Participants were prompted to find the match of a particular toy without looking, using only their fingers. Another activity challenged participants to uncover a hidden message by reading with their fingers. Visitors were given several wooden blocks affixed with raised Braille lettering and a Braille alphabet key to help them decode the words.
“Interacting with the students and their families, -- especially watching the students use their sense of touch to find the matching object or tackle Braille -- hearing about their experiences at the Festival, and sharing my love of science and engineering were definitely the highlights of my time volunteering,” said Sarah Rovito, assistant director of research policy at the Association of Public and Land-grant Universities. “I am incredibly fortunate to have benefited from many different STEM programs and experiences growing up and the least I can do is to give back and inspire the next generation of scientists and engineers.”
In addition to learning about the science of the senses, visitors could also learn more about the diversity of careers in the science world at several Meet the Scientist sessions on April 7 and 8.
Stacey Baker, public engagement program associate at AAAS and a trained biologist, spoke with a teenager who wants to study biology about the many paths open to scientists and the other elements beyond your field of study – such as they type of work environment a candidate might be seeking – to keep in mind when selecting a career.
“I took a very winding path,” said Baker, who shared with the student her own history working in a zoo, in the veterinary world, as a researcher and now in science communication. “Now I’m in the perfect spot.”

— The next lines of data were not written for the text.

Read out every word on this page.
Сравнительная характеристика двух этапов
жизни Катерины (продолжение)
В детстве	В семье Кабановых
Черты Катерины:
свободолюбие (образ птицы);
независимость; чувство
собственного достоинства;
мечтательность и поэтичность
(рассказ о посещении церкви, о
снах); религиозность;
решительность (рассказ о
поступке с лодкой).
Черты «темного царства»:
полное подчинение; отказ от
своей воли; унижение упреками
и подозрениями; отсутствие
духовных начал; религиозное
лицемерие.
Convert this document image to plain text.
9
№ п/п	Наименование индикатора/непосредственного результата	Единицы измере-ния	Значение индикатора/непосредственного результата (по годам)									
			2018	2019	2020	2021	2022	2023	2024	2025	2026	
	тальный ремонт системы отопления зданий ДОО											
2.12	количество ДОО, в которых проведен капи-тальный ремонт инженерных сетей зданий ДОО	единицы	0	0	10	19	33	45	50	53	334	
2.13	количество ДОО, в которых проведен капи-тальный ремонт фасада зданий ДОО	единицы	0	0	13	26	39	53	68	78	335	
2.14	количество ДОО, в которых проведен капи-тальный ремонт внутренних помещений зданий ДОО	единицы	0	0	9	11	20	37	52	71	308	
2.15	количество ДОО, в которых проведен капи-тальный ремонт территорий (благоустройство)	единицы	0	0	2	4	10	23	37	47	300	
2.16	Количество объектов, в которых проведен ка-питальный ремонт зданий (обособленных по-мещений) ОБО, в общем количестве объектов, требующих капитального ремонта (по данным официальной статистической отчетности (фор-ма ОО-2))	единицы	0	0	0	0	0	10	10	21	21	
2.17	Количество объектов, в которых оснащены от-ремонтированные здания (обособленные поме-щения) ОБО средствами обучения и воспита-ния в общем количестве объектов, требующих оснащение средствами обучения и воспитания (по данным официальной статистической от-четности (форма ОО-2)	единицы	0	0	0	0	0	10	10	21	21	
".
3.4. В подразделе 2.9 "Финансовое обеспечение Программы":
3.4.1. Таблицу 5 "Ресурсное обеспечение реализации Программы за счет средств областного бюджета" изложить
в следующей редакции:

Said Hirshon, “The best thing about this event to me is the diversity among the visitors. We saw every age, every ethnicity, every nationality — you name it. And everyone was excited and eager to learn."
Added Rebekah Corlew, AAAS project director, “We got to meet and talk to a girl with synesthesia: a neurological condition where the patient's perceptions do not align with the stimulus (they can hear colors, or taste sounds). She was just a visitor to the festival, but seeing our booth got her excited to talk to us about her sensations, and we were excited to learn from her. It was the best of what engagement can be.”